Is there any reason why it happens? If the cooling solution is capable of 2.23GHz under heavy workload, why will there be problem to use
"constant 2GHz" even there is some power spike?
hmm the reason is that there is a power limit that the silicon can handle safely before it runs into a thermal limit problem. Whether that is through the wall or a battery source (laptops). I also think there is a budget of power between CPU and GPU and that is with or without saturation for instance.
I think traditionally on APUs, the priority for power was towards the GPU. So if the GPU started ramping up really hard, the CPU would start to get starved of power. In this scenario there is a 2 way shift, so if the CPU needed that power, it could borrow from the GPU.

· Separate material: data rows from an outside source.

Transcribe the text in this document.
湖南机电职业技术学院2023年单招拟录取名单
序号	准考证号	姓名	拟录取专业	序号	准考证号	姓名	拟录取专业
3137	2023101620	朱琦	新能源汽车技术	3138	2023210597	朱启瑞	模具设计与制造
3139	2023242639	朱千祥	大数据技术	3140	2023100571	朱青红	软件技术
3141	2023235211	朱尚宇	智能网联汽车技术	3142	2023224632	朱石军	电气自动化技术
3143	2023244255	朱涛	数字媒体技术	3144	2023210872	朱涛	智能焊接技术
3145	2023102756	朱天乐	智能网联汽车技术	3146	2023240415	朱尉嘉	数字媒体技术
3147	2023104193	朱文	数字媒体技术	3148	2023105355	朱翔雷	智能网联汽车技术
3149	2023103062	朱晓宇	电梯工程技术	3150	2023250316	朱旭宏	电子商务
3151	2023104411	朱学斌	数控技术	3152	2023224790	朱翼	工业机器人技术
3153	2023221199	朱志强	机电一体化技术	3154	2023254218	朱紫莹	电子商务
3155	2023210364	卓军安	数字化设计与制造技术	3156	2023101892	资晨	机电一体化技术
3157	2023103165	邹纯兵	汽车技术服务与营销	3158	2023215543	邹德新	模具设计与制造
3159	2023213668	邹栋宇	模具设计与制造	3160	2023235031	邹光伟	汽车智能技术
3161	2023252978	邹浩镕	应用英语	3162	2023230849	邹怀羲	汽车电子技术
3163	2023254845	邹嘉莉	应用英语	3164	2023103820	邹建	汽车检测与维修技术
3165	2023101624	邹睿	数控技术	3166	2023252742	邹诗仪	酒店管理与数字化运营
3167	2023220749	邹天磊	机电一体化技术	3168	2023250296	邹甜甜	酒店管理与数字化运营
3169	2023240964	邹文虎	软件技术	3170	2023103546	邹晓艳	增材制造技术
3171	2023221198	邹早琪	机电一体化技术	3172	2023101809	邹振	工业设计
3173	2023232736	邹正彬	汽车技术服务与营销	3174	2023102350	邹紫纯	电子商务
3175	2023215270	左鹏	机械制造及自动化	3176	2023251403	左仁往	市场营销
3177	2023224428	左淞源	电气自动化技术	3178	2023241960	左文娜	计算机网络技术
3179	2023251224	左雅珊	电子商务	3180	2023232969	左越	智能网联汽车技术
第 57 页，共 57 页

Both CPU and GPUs have their own specific power curves, it should look something like this taken from AMD smartshift. You'll see wattage on the X axis and GPU performance on the Y axis.
There is sweet spot of performance that hugs the upper left corner, this is where you are getting the most performance with the least amount of wattage. As you want more performance you incur diminishing returns to get that.
As you can see on the image, each additional 25W of power the GPU gets in power, it gains a little less performance than the previous 25W shift.
So with smart shift, you're basically setting a power bound and shifting the power around for the task. I see smartshift as a way to gain performance, but I don't think it necessarily evades the issue if the CPU and GPU are in heated contention for power.
If look at this Radeon Tool that allows you to set your frequency/wattage for your RDNA card:
You'll easily see on this graph that PS5 sits just outside the axis of this graph at max cap.
But if you look at how the graph is moving exponentially upwards it's eating a lot more power once you get past the middle dot to continue to obtain more frequency. Which I think is around the 1350Mhz mark on this graph. How ironic it says 1825 for the limit set here. If we were to follow an imaginary line to 2200, the power would likely be over 1400 mv. That's nearly 2x the baseline power level.
The PS5 graph will look something like this, there will be a sweet spot somewhere in there that giving back some clock rate will be a super boon for the CPU to do it's work.
And somehow, if you're running the GPU hard at max cap rate, it must be pulling a lot of resources away from the CPU. The graph will be different of course with RDNA 2, but I have a hard time believing it's going to be that different.
Otherwise you've just got this super beefy PSU pumping out all sorts of huge power to both CPU and GPU.